DEUTSCHE TELEKOM AG, DE0005557508

BONN - Ausgedient, abgehalftert, ab auf den Müll: Im Zeitalter von Internet, Smartphone und Tablet gelten Telefonhäuschen heute zwar als Relikte einer vergangenen Epoche.

14.05.2017 - 10:53:24

Das Telefonhäuschen lebt noch - trotz Handy, WhatsApp & Co.. Aber komplett verschwunden von der Bildfläche sind sie nicht. Die Deutsche Telekom betreibe derzeit noch insgesamt knapp 20 000 Telefonhäuschen und -säulen, sagte ein Unternehmenssprecher auf Anfrage. Vor rund 20 Jahren waren es noch rund 165 000 sogenannte öffentliche Telefonstellen, überwiegend in Form der klassischen gelben oder grauen Telefonzelle. Doch der Siegeszug des digitalen Mobilfunks läutete ihr langsames Ende ein.

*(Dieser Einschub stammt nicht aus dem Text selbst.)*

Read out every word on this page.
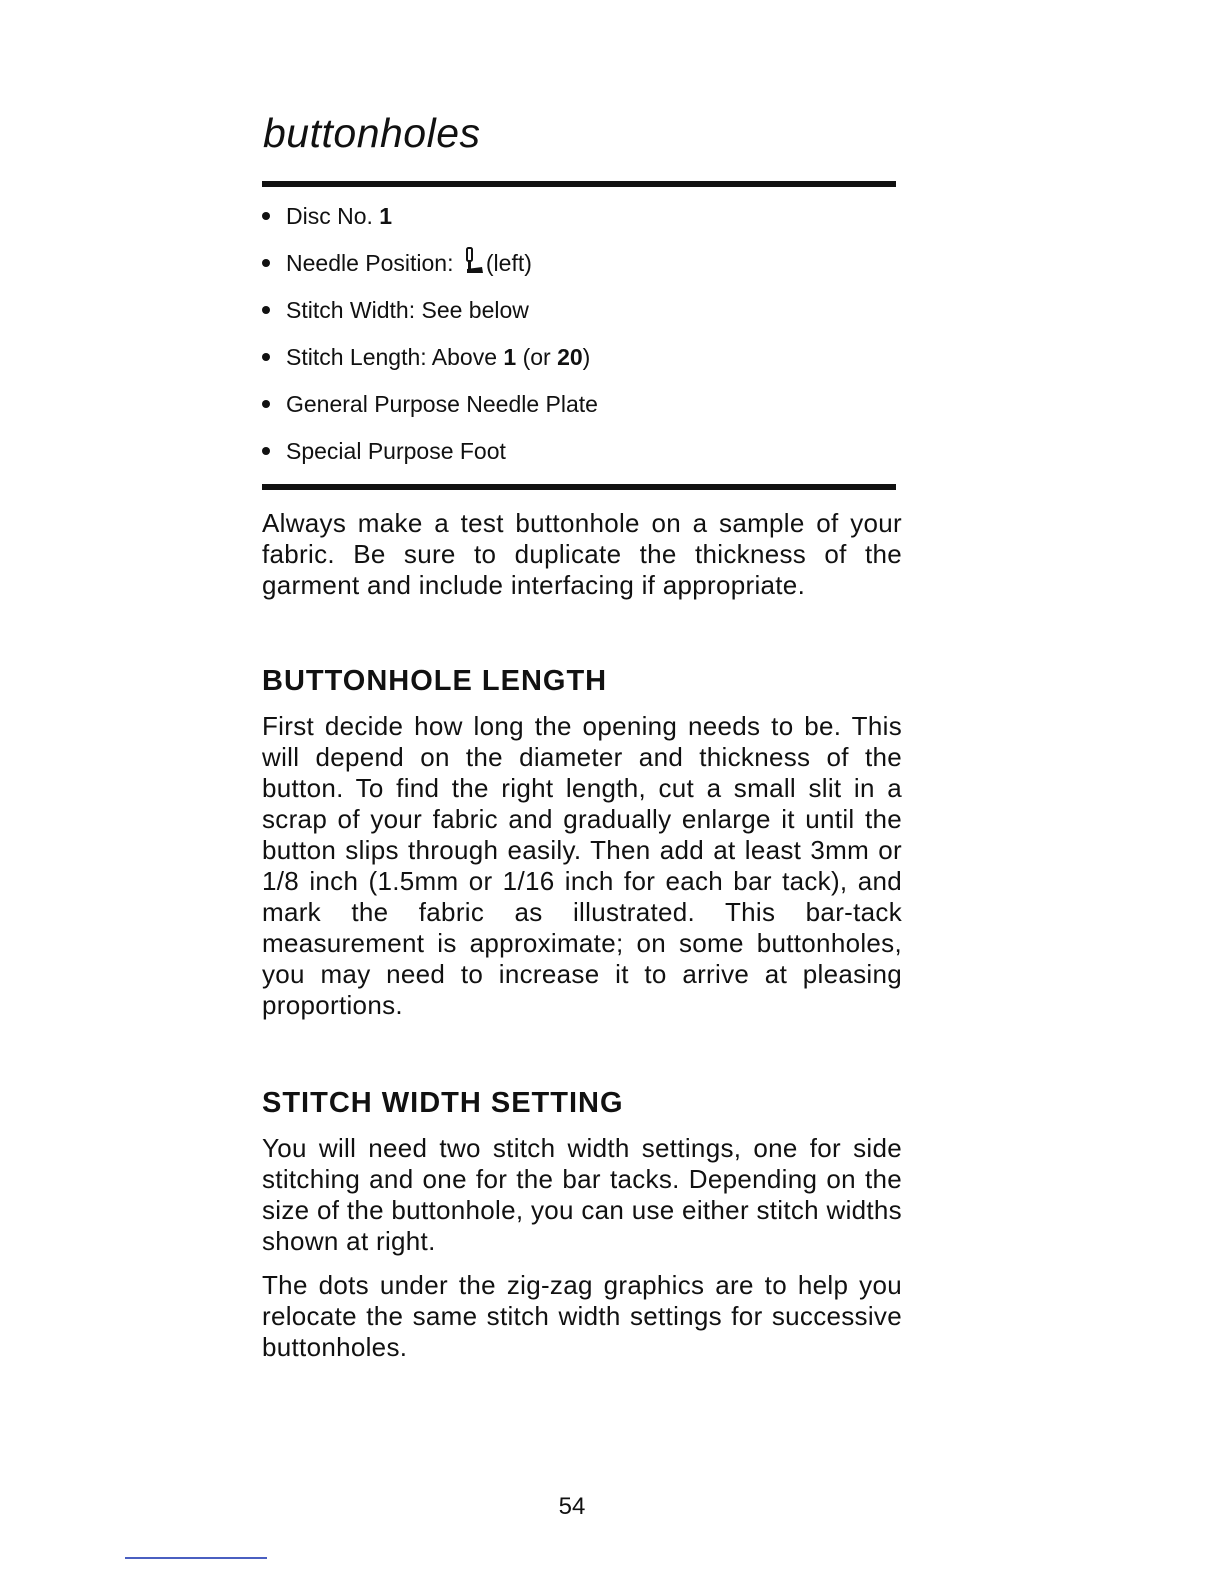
buttonholes
Disc No. 1
Needle Position: (left)
Stitch Width: See below
Stitch Length: Above 1 (or 20)
General Purpose Needle Plate
Special Purpose Foot

Always make a test buttonhole on a sample of your fabric. Be sure to duplicate the thickness of the garment and include interfacing if appropriate.

BUTTONHOLE LENGTH

First decide how long the opening needs to be. This will depend on the diameter and thickness of the button. To find the right length, cut a small slit in a scrap of your fabric and gradually enlarge it until the button slips through easily. Then add at least 3mm or 1/8 inch (1.5mm or 1/16 inch for each bar tack), and mark the fabric as illustrated. This bar-tack measurement is approximate; on some buttonholes, you may need to increase it to arrive at pleasing proportions.

STITCH WIDTH SETTING

You will need two stitch width settings, one for side stitching and one for the bar tacks. Depending on the size of the buttonhole, you can use either stitch widths shown at right.

The dots under the zig-zag graphics are to help you relocate the same stitch width settings for successive buttonholes.

54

Trotzdem tun die Fernsprecher auch heute noch ihren Dienst: "Es gibt immer noch Orte mit einer hohen Nutzung wie Flughäfen oder Bahnhöfe", sagte der Telekom-Sprecher. Doch der Unterhalt der Häuschen kostet Geld. So fallen vor allem Kosten für Strom, Wartung und Standortmiete an. Städte und Gemeinden dürfen die Telekom dann zwecks Abbaus ansprechen, wenn der Fernsprecher keine 50 Euro Umsatz mehr im Monat erbringt. Die Grenze zur Wirtschaftlichkeit hatte die Telekom einmal mit 125 Euro pro Monat angeben.